Geplant ist aber auch schon die große Päckchen-Aktion: Auf Initiative des Koalitionspartners UNPR wurde der Regierung das Projekt des sogenannten Solidaritätskorbs oder „Rentnerkorbs“ präsentiert. Praktisch soll damit den Rentnern –  der am stärksten in Mitleidenschaft gezogenen Kategorie der rumänischen Bevölkerung, ein Großteil an oder unter der Armutsgrenze – monatlich einmal, zum kleinsten Preis, ein Päckchen mit Grundnahrungsmitteln bzw. Mehl, Zucker, Speiseöl, Maismehl und Reis in Sonderläden verkauft werden. Laut den Initiatoren soll dieses landesweite Programm nicht den Haushalt belasten, keinerlei Subventionen oder Unterstützungen erfordern und sich auch nicht negativ auf die Höhe der Mehrwertsteuer auswirken. Es müssten auch nicht besondere organisatorische Maßnahmen getroffen werden, die Regierung hofft dabei stark auf die tatkräftige Unterstützung der Präfekturen und Lokalbehörden. Als Berechnungsgrundlage für dieses Vorhaben hat man die Kaufkraft, eigentlich den durchschnittlichen Armutsgrad der rumänischen Rentner festgelegt: Die Ausgaben für Lebensmittel würden im Durchschnitt 60 Prozent der monatlichen Gesamtausgaben ausmachen! Als Begründung für die Einführung des Solidaritätskorbs hat UNPR und die Regierung zur Verfassung gegriffen: „Das Programm entspricht den Verfügungen der rumänischen Verfassung.
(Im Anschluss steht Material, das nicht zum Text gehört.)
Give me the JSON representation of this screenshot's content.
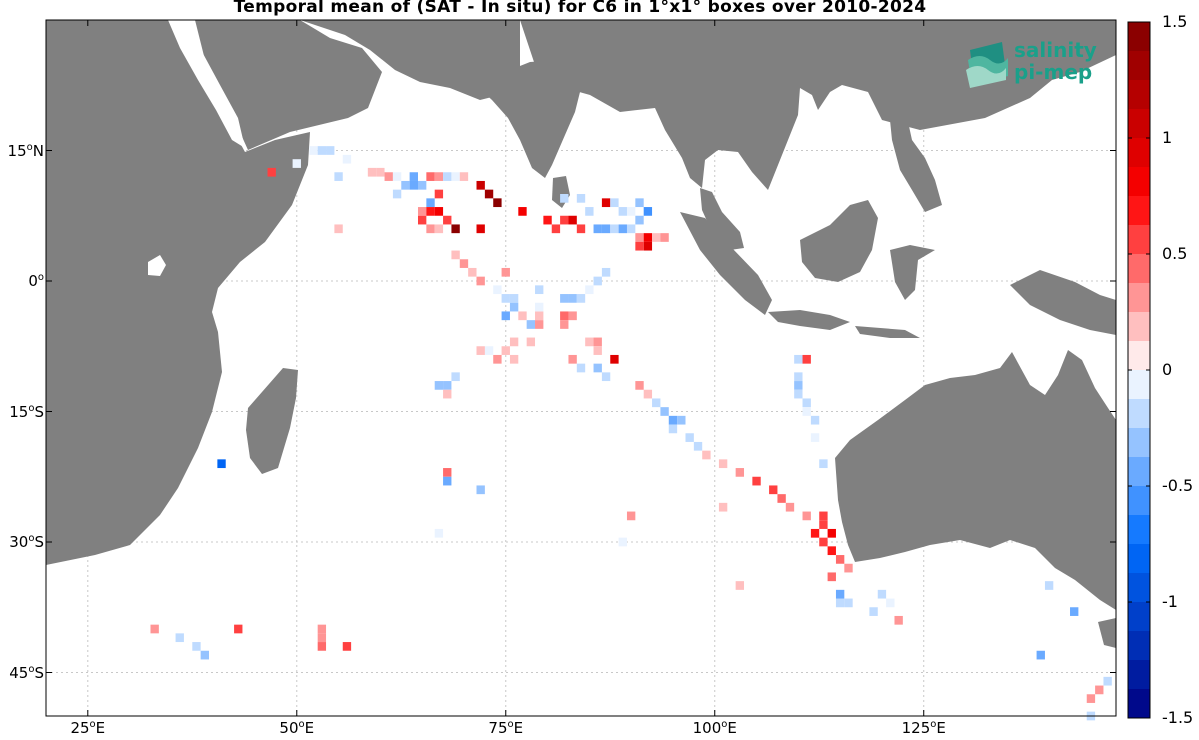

Der Staat hat die Verpflichtung, Maßnahmen für Sozialschutz zu ergreifen, um den Bürgern einen dezenten Lebensstand zu sichern.“

Ob diese „Schnapsidee“ (so viele Stimmen aus den Reihen der Opposition bis zur Zivilbevölkerung und zu den Nutznießern, den Rentnern), wie geplant, schon im Herbst und in dieser Form auch Wirklichkeit werden wird, ist fraglich. Es gibt keine Logistik dafür. Kurioserweise kamen die meisten Stimmen dagegen aus den Reihen der Lokalbehörden. Zahlreiche Bürgermeister und Kommunalverwaltungen, deren lokale Haushalte heuer wie in keinem Vorjahr unter einem chronischen Mangel an Mitteln litten, klagten sofort über fehlende Finanzen, Handelsräume und Personal für diese Aktion.

Offensichtlich wird die Einführung des Rentnerkorbs weit schwieriger als die Einrichtung der sogenannten „Economat“-Läden von 2001. Damals hatte die PSD-Regierung unter Premier Adrian Năstase in Zusammenarbeit mit einer Gruppe von Produzenten und Handelsfirmen eine landesweite Kette von Economat-Läden eröffnet, die es den Rentnern ermöglicht hat, monatlich je zwei Liter Speiseöl, zwei Kilo Zucker und Reis sowie andere Lebensmittel wie Grieß, Maismehl, Mehl, Margarine oder Nudeln preisgünstig bzw. zu 30 Prozent kleineren Preisen zu kaufen. Geführt wurden diese Läden per Vertrag von PSD-nahen Handelsfirmen, was damals vor aller Augen allerhand Übergriffe und ungesetzliche Praktiken und schon zwei Jahre später die Schließung der Rentner-Läden bewirkt hat. Dabei hatte man den Handelsfirmen allerhand Vorteile eingeräumt: Reduzierungen beim Ankauf von Handelsräumen, Erleichterungen bei der Begleichung von Steuern und Gebühren sowie andere Einkünfte vom Lokalhaushalt usw. In der letzten Phase hatte sich die schöne Wohltätigkeitsidee auf lokaler Ebene ins Gegenteil verwandelt, zu einem einzigen hässlichen Kampf um Handelsräume und Profite auf Kosten der ärmsten und am meisten benachteiligten Kundschaft.

Und diese Gefahr besteht nach Ansicht vieler Beobachter wie potenzieller Nutznießer auch diesmal. Damit würde nur wiedermal diese Bevölkerungskategorie der Hilfsbedürftigen und Armen wie in der Goldenen Epoche zum täglichen Schlangestehen geködert und erniedrigt werden. Doch was zählt das letztlich schon im politischen Kampf, wo jedes Mittel für den Wahlsieg und die Macht recht ist.